On monitoring lenders:
Insurers must keep a close eye on lenders’ underwriting practices. Moreover, OSFI says it expects insurers to “exercise a relatively higher level of examination and scrutiny in respect of underperforming lenders (e.g., those with proportionately higher levels of delinquencies and claims, on a risk-adjusted basis) or whose practices have been found unsatisfactory…(e.g., poor loan documentation, inconsistent reporting, evidence of misrepresentation, forms of negligence, etc.).” OSFI stressed the importance of on-site lender reviews, and said insurers must consider the results of lender assessments when considering whether to approve an application from that lender. If this wasn’t painfully obvious before, now it’s even clearer: absolutely no lender in Canada wants to (or can afford to) post abnormally high arrears and insurance claims numbers.
The industry has until June 30, 2015 to implement the new B-20 and B-21 guidelines. OSFI’s full comments and policies are available here.
Rob McLister, CMT
Great extracts Rob,
Regarding monitoring lenders, I wonder if there’s a stat available about claims to insurers from lenders.
Thanks Joel, Yes, CMHC & Genworth do post aggregate claims data in their quarterlies.

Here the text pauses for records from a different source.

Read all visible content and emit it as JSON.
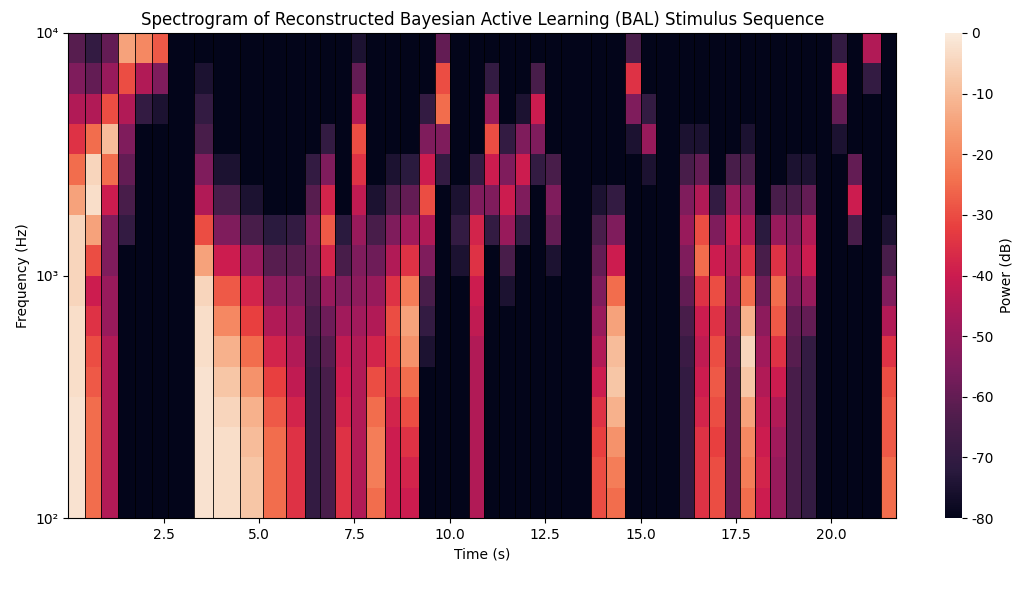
{
  "chart_data": {
    "type": "heatmap",
    "title": "Spectrogram of Reconstructed Bayesian Active Learning (BAL) Stimulus Sequence",
    "x_label": "Time (s)",
    "y_label": "Frequency (Hz)",
    "log": "y",
    "xlim": [
      0,
      21.7
    ],
    "xticks": [
      2.5,
      5.0,
      7.5,
      10.0,
      12.5,
      15.0,
      17.5,
      20.0
    ],
    "ylim": [
      100,
      10000
    ],
    "yticks": [
      {
        "value": 100,
        "label": "10²"
      },
      {
        "value": 1000,
        "label": "10³"
      },
      {
        "value": 10000,
        "label": "10⁴"
      }
    ],
    "colorbar_label": "Power (dB)",
    "colorbar_range": [
      -80,
      0
    ],
    "colorbar_ticks": [
      0,
      -10,
      -20,
      -30,
      -40,
      -50,
      -60,
      -70,
      -80
    ],
    "time_edges": [
      0,
      0.45,
      0.85,
      1.3,
      1.75,
      2.2,
      2.6,
      3.3,
      3.8,
      4.5,
      5.1,
      5.7,
      6.2,
      6.6,
      7.0,
      7.4,
      7.8,
      8.3,
      8.7,
      9.2,
      9.6,
      10.0,
      10.5,
      10.9,
      11.3,
      11.7,
      12.1,
      12.5,
      12.9,
      13.7,
      14.1,
      14.6,
      15.0,
      15.4,
      16.0,
      16.4,
      16.8,
      17.2,
      17.6,
      18.0,
      18.4,
      18.8,
      19.2,
      19.6,
      20.0,
      20.4,
      20.8,
      21.3,
      21.7
    ],
    "frequency_edges": [
      100,
      133.35,
      177.83,
      237.14,
      316.23,
      421.7,
      562.34,
      749.89,
      1000,
      1333.5,
      1778.3,
      2371.4,
      3162.3,
      4217,
      5623.4,
      7498.9,
      10000
    ],
    "cells": [
      [
        -2,
        -2,
        -2,
        -2,
        -3,
        -3,
        -3,
        -5,
        -5,
        -5,
        -15,
        -25,
        -35,
        -45,
        -55,
        -62
      ],
      [
        -25,
        -25,
        -25,
        -25,
        -28,
        -30,
        -35,
        -40,
        -30,
        -15,
        -3,
        -5,
        -25,
        -45,
        -60,
        -70
      ],
      [
        -45,
        -45,
        -45,
        -45,
        -45,
        -45,
        -50,
        -50,
        -55,
        -55,
        -40,
        -25,
        -10,
        -30,
        -50,
        -60
      ],
      [
        -80,
        -80,
        -80,
        -80,
        -80,
        -80,
        -80,
        -80,
        -80,
        -70,
        -65,
        -60,
        -55,
        -45,
        -30,
        -15
      ],
      [
        -80,
        -80,
        -80,
        -80,
        -80,
        -80,
        -80,
        -80,
        -80,
        -80,
        -80,
        -80,
        -80,
        -70,
        -45,
        -20
      ],
      [
        -80,
        -80,
        -80,
        -80,
        -80,
        -80,
        -80,
        -80,
        -80,
        -80,
        -80,
        -80,
        -80,
        -75,
        -55,
        -28
      ],
      [
        -80,
        -80,
        -80,
        -80,
        -80,
        -80,
        -80,
        -80,
        -80,
        -80,
        -80,
        -80,
        -80,
        -80,
        -80,
        -80
      ],
      [
        -2,
        -2,
        -2,
        -2,
        -2,
        -3,
        -3,
        -5,
        -15,
        -30,
        -45,
        -55,
        -65,
        -70,
        -75,
        -80
      ],
      [
        -3,
        -3,
        -3,
        -5,
        -8,
        -12,
        -20,
        -28,
        -40,
        -55,
        -65,
        -75,
        -80,
        -80,
        -80,
        -80
      ],
      [
        -8,
        -8,
        -10,
        -12,
        -18,
        -25,
        -32,
        -38,
        -50,
        -65,
        -75,
        -80,
        -80,
        -80,
        -80,
        -80
      ],
      [
        -25,
        -25,
        -25,
        -28,
        -32,
        -38,
        -45,
        -52,
        -62,
        -72,
        -80,
        -80,
        -80,
        -80,
        -80,
        -80
      ],
      [
        -35,
        -35,
        -35,
        -38,
        -42,
        -45,
        -50,
        -55,
        -62,
        -70,
        -80,
        -80,
        -80,
        -80,
        -80,
        -80
      ],
      [
        -70,
        -70,
        -70,
        -70,
        -70,
        -68,
        -65,
        -62,
        -58,
        -55,
        -62,
        -70,
        -80,
        -80,
        -80,
        -80
      ],
      [
        -65,
        -65,
        -65,
        -65,
        -65,
        -62,
        -58,
        -50,
        -38,
        -28,
        -38,
        -55,
        -70,
        -80,
        -80,
        -80
      ],
      [
        -35,
        -35,
        -35,
        -38,
        -40,
        -42,
        -48,
        -55,
        -65,
        -72,
        -80,
        -80,
        -80,
        -80,
        -80,
        -80
      ],
      [
        -45,
        -45,
        -45,
        -45,
        -45,
        -45,
        -48,
        -52,
        -55,
        -50,
        -42,
        -35,
        -30,
        -45,
        -60,
        -75
      ],
      [
        -25,
        -22,
        -22,
        -25,
        -30,
        -38,
        -45,
        -50,
        -58,
        -65,
        -75,
        -80,
        -80,
        -80,
        -80,
        -80
      ],
      [
        -40,
        -40,
        -40,
        -38,
        -35,
        -32,
        -30,
        -35,
        -45,
        -55,
        -65,
        -75,
        -80,
        -80,
        -80,
        -80
      ],
      [
        -40,
        -38,
        -35,
        -30,
        -25,
        -18,
        -15,
        -22,
        -35,
        -48,
        -60,
        -72,
        -80,
        -80,
        -80,
        -80
      ],
      [
        -80,
        -80,
        -80,
        -80,
        -80,
        -75,
        -70,
        -65,
        -55,
        -45,
        -30,
        -40,
        -55,
        -70,
        -80,
        -80
      ],
      [
        -80,
        -80,
        -80,
        -80,
        -80,
        -80,
        -80,
        -80,
        -80,
        -80,
        -80,
        -70,
        -55,
        -25,
        -30,
        -60
      ],
      [
        -80,
        -80,
        -80,
        -80,
        -80,
        -80,
        -80,
        -80,
        -75,
        -70,
        -75,
        -80,
        -80,
        -80,
        -80,
        -80
      ],
      [
        -45,
        -45,
        -45,
        -45,
        -45,
        -45,
        -42,
        -40,
        -35,
        -38,
        -55,
        -70,
        -80,
        -80,
        -80,
        -80
      ],
      [
        -80,
        -80,
        -80,
        -80,
        -80,
        -80,
        -80,
        -80,
        -80,
        -70,
        -55,
        -40,
        -30,
        -50,
        -70,
        -80
      ],
      [
        -80,
        -80,
        -80,
        -80,
        -80,
        -80,
        -80,
        -75,
        -65,
        -50,
        -40,
        -55,
        -70,
        -80,
        -80,
        -80
      ],
      [
        -80,
        -80,
        -80,
        -80,
        -80,
        -80,
        -80,
        -80,
        -80,
        -70,
        -55,
        -40,
        -55,
        -75,
        -80,
        -80
      ],
      [
        -80,
        -80,
        -80,
        -80,
        -80,
        -80,
        -80,
        -80,
        -80,
        -80,
        -80,
        -70,
        -55,
        -40,
        -65,
        -80
      ],
      [
        -80,
        -80,
        -80,
        -80,
        -80,
        -80,
        -80,
        -80,
        -75,
        -60,
        -55,
        -65,
        -80,
        -80,
        -80,
        -80
      ],
      [
        -80,
        -80,
        -80,
        -80,
        -80,
        -80,
        -80,
        -80,
        -80,
        -80,
        -80,
        -80,
        -80,
        -80,
        -80,
        -80
      ],
      [
        -30,
        -30,
        -32,
        -35,
        -40,
        -45,
        -50,
        -55,
        -60,
        -65,
        -75,
        -80,
        -80,
        -80,
        -80,
        -80
      ],
      [
        -25,
        -22,
        -18,
        -12,
        -8,
        -10,
        -15,
        -25,
        -40,
        -55,
        -70,
        -80,
        -80,
        -80,
        -80,
        -80
      ],
      [
        -80,
        -80,
        -80,
        -80,
        -80,
        -80,
        -80,
        -80,
        -80,
        -80,
        -80,
        -80,
        -75,
        -55,
        -35,
        -65
      ],
      [
        -80,
        -80,
        -80,
        -80,
        -80,
        -80,
        -80,
        -80,
        -80,
        -80,
        -80,
        -75,
        -50,
        -70,
        -80,
        -80
      ],
      [
        -80,
        -80,
        -80,
        -80,
        -80,
        -80,
        -80,
        -80,
        -80,
        -80,
        -80,
        -80,
        -80,
        -80,
        -80,
        -80
      ],
      [
        -70,
        -70,
        -70,
        -70,
        -70,
        -68,
        -65,
        -60,
        -55,
        -50,
        -55,
        -65,
        -75,
        -80,
        -80,
        -80
      ],
      [
        -35,
        -35,
        -35,
        -38,
        -40,
        -42,
        -40,
        -35,
        -25,
        -30,
        -45,
        -60,
        -75,
        -80,
        -80,
        -80
      ],
      [
        -30,
        -30,
        -32,
        -30,
        -28,
        -30,
        -35,
        -30,
        -40,
        -55,
        -70,
        -80,
        -80,
        -80,
        -80,
        -80
      ],
      [
        -60,
        -60,
        -60,
        -60,
        -60,
        -58,
        -55,
        -50,
        -45,
        -40,
        -50,
        -65,
        -80,
        -80,
        -80,
        -80
      ],
      [
        -25,
        -22,
        -20,
        -15,
        -8,
        -5,
        -12,
        -25,
        -35,
        -45,
        -55,
        -65,
        -75,
        -80,
        -80,
        -80
      ],
      [
        -40,
        -38,
        -40,
        -42,
        -45,
        -48,
        -52,
        -58,
        -65,
        -72,
        -80,
        -80,
        -80,
        -80,
        -80,
        -80
      ],
      [
        -50,
        -50,
        -48,
        -45,
        -40,
        -35,
        -28,
        -25,
        -35,
        -50,
        -65,
        -80,
        -80,
        -80,
        -80,
        -80
      ],
      [
        -65,
        -65,
        -65,
        -65,
        -65,
        -62,
        -60,
        -55,
        -50,
        -55,
        -65,
        -75,
        -80,
        -80,
        -80,
        -80
      ],
      [
        -70,
        -70,
        -70,
        -70,
        -70,
        -70,
        -60,
        -50,
        -40,
        -45,
        -60,
        -75,
        -80,
        -80,
        -80,
        -80
      ],
      [
        -80,
        -80,
        -80,
        -80,
        -80,
        -80,
        -80,
        -80,
        -80,
        -80,
        -80,
        -80,
        -80,
        -80,
        -80,
        -80
      ],
      [
        -80,
        -80,
        -80,
        -80,
        -80,
        -80,
        -80,
        -80,
        -80,
        -80,
        -80,
        -80,
        -75,
        -60,
        -40,
        -70
      ],
      [
        -80,
        -80,
        -80,
        -80,
        -80,
        -80,
        -80,
        -80,
        -80,
        -65,
        -40,
        -60,
        -80,
        -80,
        -80,
        -80
      ],
      [
        -80,
        -80,
        -80,
        -80,
        -80,
        -80,
        -80,
        -80,
        -80,
        -80,
        -80,
        -80,
        -80,
        -80,
        -70,
        -45
      ],
      [
        -25,
        -25,
        -28,
        -28,
        -30,
        -35,
        -45,
        -55,
        -65,
        -75,
        -80,
        -80,
        -80,
        -80,
        -80,
        -80
      ]
    ]
  }
}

So I’m curious… Does this mean we are losing access to some lender specific policies that has set them apart? Example with Scotias interest only debt repayment, this is changing to the standard 3% of the balance next week. Also we have heard that one our local lenders, the Alberta Treasury Branch will no longer be using an 80% rental offset but CMHCs 50% addback now going forward. Will OSFIs new guideline on “encouraging the use of industry wide standard debt service calculations” mean that these lenders will lose their edge in the reason why we choose them for specific deals, and that all lenders will have to follow same policies going forward?
Hi Angela, No question we’ll see more convergence of guidelines among federally regulated institutions and lenders who draw funding from federally regulated institutions.

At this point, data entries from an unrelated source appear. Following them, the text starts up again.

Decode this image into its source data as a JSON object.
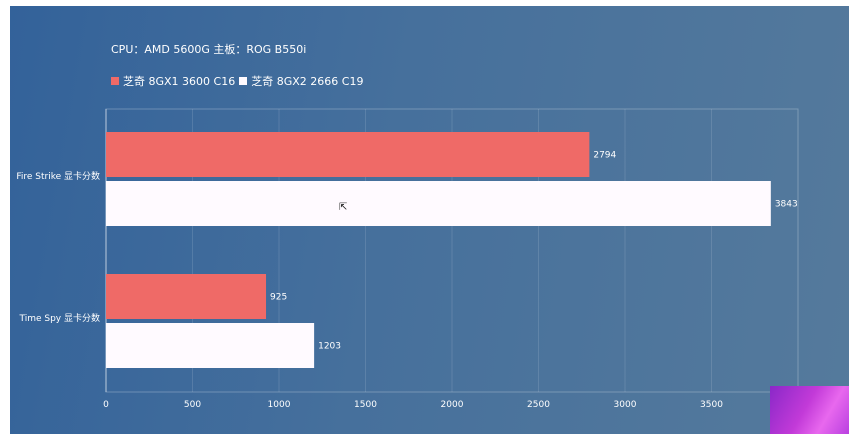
{
  "title": "CPU：AMD 5600G  主板：ROG B550i",
  "chart_data": {
    "type": "bar",
    "orientation": "horizontal",
    "categories": [
      "Fire Strike 显卡分数",
      "Time Spy 显卡分数"
    ],
    "series": [
      {
        "name": "芝奇 8GX1 3600 C16",
        "color": "#ef6a67",
        "values": [
          2794,
          925
        ]
      },
      {
        "name": "芝奇 8GX2 2666 C19",
        "color": "#fffaff",
        "values": [
          3843,
          1203
        ]
      }
    ],
    "xlim": [
      0,
      4000
    ],
    "xticks": [
      "0",
      "500",
      "1000",
      "1500",
      "2000",
      "2500",
      "3000",
      "3500"
    ],
    "xtick_values": [
      0,
      500,
      1000,
      1500,
      2000,
      2500,
      3000,
      3500
    ],
    "data_labels": [
      [
        "2794",
        "925"
      ],
      [
        "3843",
        "1203"
      ]
    ],
    "grid": true,
    "legend_position": "top-left"
  },
  "cursor_icon": "mouse-pointer-icon",
  "thumbnail": "purple-thumbnail"
}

Reader note: Late-breaking information has been added to this story regarding cash-back mortgages and borrowed down payments.

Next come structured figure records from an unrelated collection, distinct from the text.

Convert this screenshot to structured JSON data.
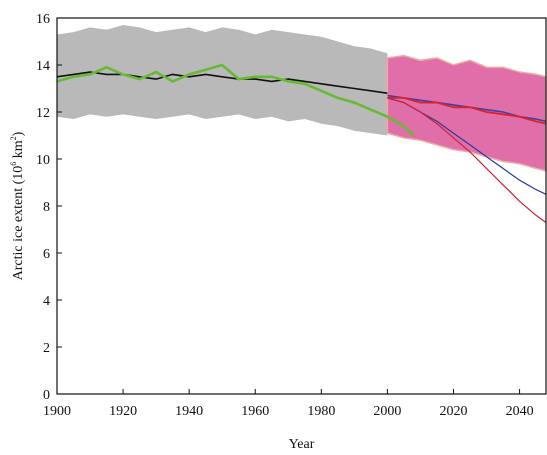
{
  "chart_data": {
    "type": "line",
    "title": "",
    "xlabel": "Year",
    "ylabel_main": "Arctic ice extent (10",
    "ylabel_exp1": "6",
    "ylabel_mid": " km",
    "ylabel_exp2": "2",
    "ylabel_end": ")",
    "xlim": [
      1900,
      2048
    ],
    "ylim": [
      0,
      16
    ],
    "x_ticks": [
      1900,
      1920,
      1940,
      1960,
      1980,
      2000,
      2020,
      2040
    ],
    "y_ticks": [
      0,
      2,
      4,
      6,
      8,
      10,
      12,
      14,
      16
    ],
    "grid": false,
    "colors": {
      "hist_band": "#b9b9b9",
      "future_band": "#d9559a",
      "future_band_edge": "#f0a8a0",
      "black": "#111111",
      "green": "#66bb33",
      "red": "#e0202a",
      "blue": "#3344aa",
      "red_thin": "#cc2233",
      "blue_thin": "#2a3aa0"
    },
    "bands": [
      {
        "key": "historical",
        "x": [
          1900,
          1905,
          1910,
          1915,
          1920,
          1925,
          1930,
          1935,
          1940,
          1945,
          1950,
          1955,
          1960,
          1965,
          1970,
          1975,
          1980,
          1985,
          1990,
          1995,
          2000
        ],
        "upper": [
          15.3,
          15.4,
          15.6,
          15.5,
          15.7,
          15.6,
          15.4,
          15.5,
          15.6,
          15.4,
          15.6,
          15.5,
          15.3,
          15.5,
          15.4,
          15.3,
          15.2,
          15.0,
          14.8,
          14.7,
          14.5
        ],
        "lower": [
          11.8,
          11.7,
          11.9,
          11.8,
          11.9,
          11.8,
          11.7,
          11.8,
          11.9,
          11.7,
          11.8,
          11.9,
          11.7,
          11.8,
          11.6,
          11.7,
          11.5,
          11.4,
          11.2,
          11.1,
          11.0
        ]
      },
      {
        "key": "future",
        "x": [
          2000,
          2005,
          2010,
          2015,
          2020,
          2025,
          2030,
          2035,
          2040,
          2045,
          2048
        ],
        "upper": [
          14.3,
          14.4,
          14.2,
          14.3,
          14.0,
          14.2,
          13.9,
          13.9,
          13.7,
          13.6,
          13.5
        ],
        "lower": [
          11.1,
          10.9,
          10.8,
          10.6,
          10.4,
          10.3,
          10.1,
          9.9,
          9.8,
          9.6,
          9.5
        ]
      }
    ],
    "series": [
      {
        "key": "black",
        "x": [
          1900,
          1905,
          1910,
          1915,
          1920,
          1925,
          1930,
          1935,
          1940,
          1945,
          1950,
          1955,
          1960,
          1965,
          1970,
          1975,
          1980,
          1985,
          1990,
          1995,
          2000
        ],
        "values": [
          13.5,
          13.6,
          13.7,
          13.6,
          13.6,
          13.5,
          13.4,
          13.6,
          13.5,
          13.6,
          13.5,
          13.4,
          13.4,
          13.3,
          13.4,
          13.3,
          13.2,
          13.1,
          13.0,
          12.9,
          12.8
        ]
      },
      {
        "key": "green",
        "x": [
          1900,
          1905,
          1910,
          1915,
          1920,
          1925,
          1930,
          1935,
          1940,
          1945,
          1950,
          1955,
          1960,
          1965,
          1970,
          1975,
          1980,
          1985,
          1990,
          1995,
          2000,
          2005,
          2008
        ],
        "values": [
          13.3,
          13.5,
          13.6,
          13.9,
          13.6,
          13.4,
          13.7,
          13.3,
          13.6,
          13.8,
          14.0,
          13.4,
          13.5,
          13.5,
          13.3,
          13.2,
          12.9,
          12.6,
          12.4,
          12.1,
          11.8,
          11.4,
          11.0
        ]
      },
      {
        "key": "blue",
        "x": [
          2000,
          2005,
          2010,
          2015,
          2020,
          2025,
          2030,
          2035,
          2040,
          2045,
          2048
        ],
        "values": [
          12.7,
          12.6,
          12.5,
          12.4,
          12.3,
          12.2,
          12.1,
          12.0,
          11.8,
          11.7,
          11.6
        ]
      },
      {
        "key": "red",
        "x": [
          2000,
          2005,
          2010,
          2015,
          2020,
          2025,
          2030,
          2035,
          2040,
          2045,
          2048
        ],
        "values": [
          12.6,
          12.6,
          12.4,
          12.4,
          12.2,
          12.2,
          12.0,
          11.9,
          11.8,
          11.6,
          11.5
        ]
      },
      {
        "key": "blue_thin",
        "x": [
          2000,
          2005,
          2010,
          2015,
          2020,
          2025,
          2030,
          2035,
          2040,
          2045,
          2048
        ],
        "values": [
          12.6,
          12.4,
          12.0,
          11.6,
          11.1,
          10.6,
          10.1,
          9.6,
          9.1,
          8.7,
          8.5
        ]
      },
      {
        "key": "red_thin",
        "x": [
          2000,
          2005,
          2010,
          2015,
          2020,
          2025,
          2030,
          2035,
          2040,
          2045,
          2048
        ],
        "values": [
          12.6,
          12.4,
          12.0,
          11.5,
          10.9,
          10.3,
          9.6,
          8.9,
          8.2,
          7.6,
          7.3
        ]
      }
    ]
  }
}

It took OSFI 3 years to publish this. It was only after feedback received from industry where significant changes were proposed.
The folks at OSFI just don’t get the basics and continue to demonstrate incompetence with each publication.
With well over 700 staff, the quality just has to improve or at least be on par with other regulators.
Keep buying homes and borrowing those down payments and “highly suggest” that banks monitor their own risk, while fully insuring them! You guys are in so deep you don’t even see how ludicrous this is. The industry will pay dearly and you’ll look back and wonder how you were ever so clueless.
@Concerned: Don’t tell me, let me guess. Another ludicrous rant from another angry renter preaching the absolute certainty future doom and gloom. Time to return to the angry echo-chamber over on Garth Turner’s blog, from whence you came.
Or. Another possibilty for the bubbleheads to consider may actually be clinical. Generalized Anxiety Disorder (GAD): characterized by excessive, uncontrollable and often irrational worry. Sufferers typically anticipate disaster, and are overly concerned about everyday matters.
Oh Concerned, such an oracle are thee! How could we ever approach your masterful knowledge of housing economics? Our clueless intellects are too unevolved to associate how 5% (?) of people with borrowed down payments equate to housing cataclysm. Thankfully we have your balanced unprejudiced wisdom to rely on, so that we may ignore superfluous data like near record low arrears and the truth that existing CMHC borrowers have 45% equity on average. Who are we to say that insured borrowers with their 745 credit scores and 25.5% gross debt ratios are qualified? No. We must defer to your housing omniscience for surely your rhetoric is not as empty as it seems.
Very good summary! keep up the good work!!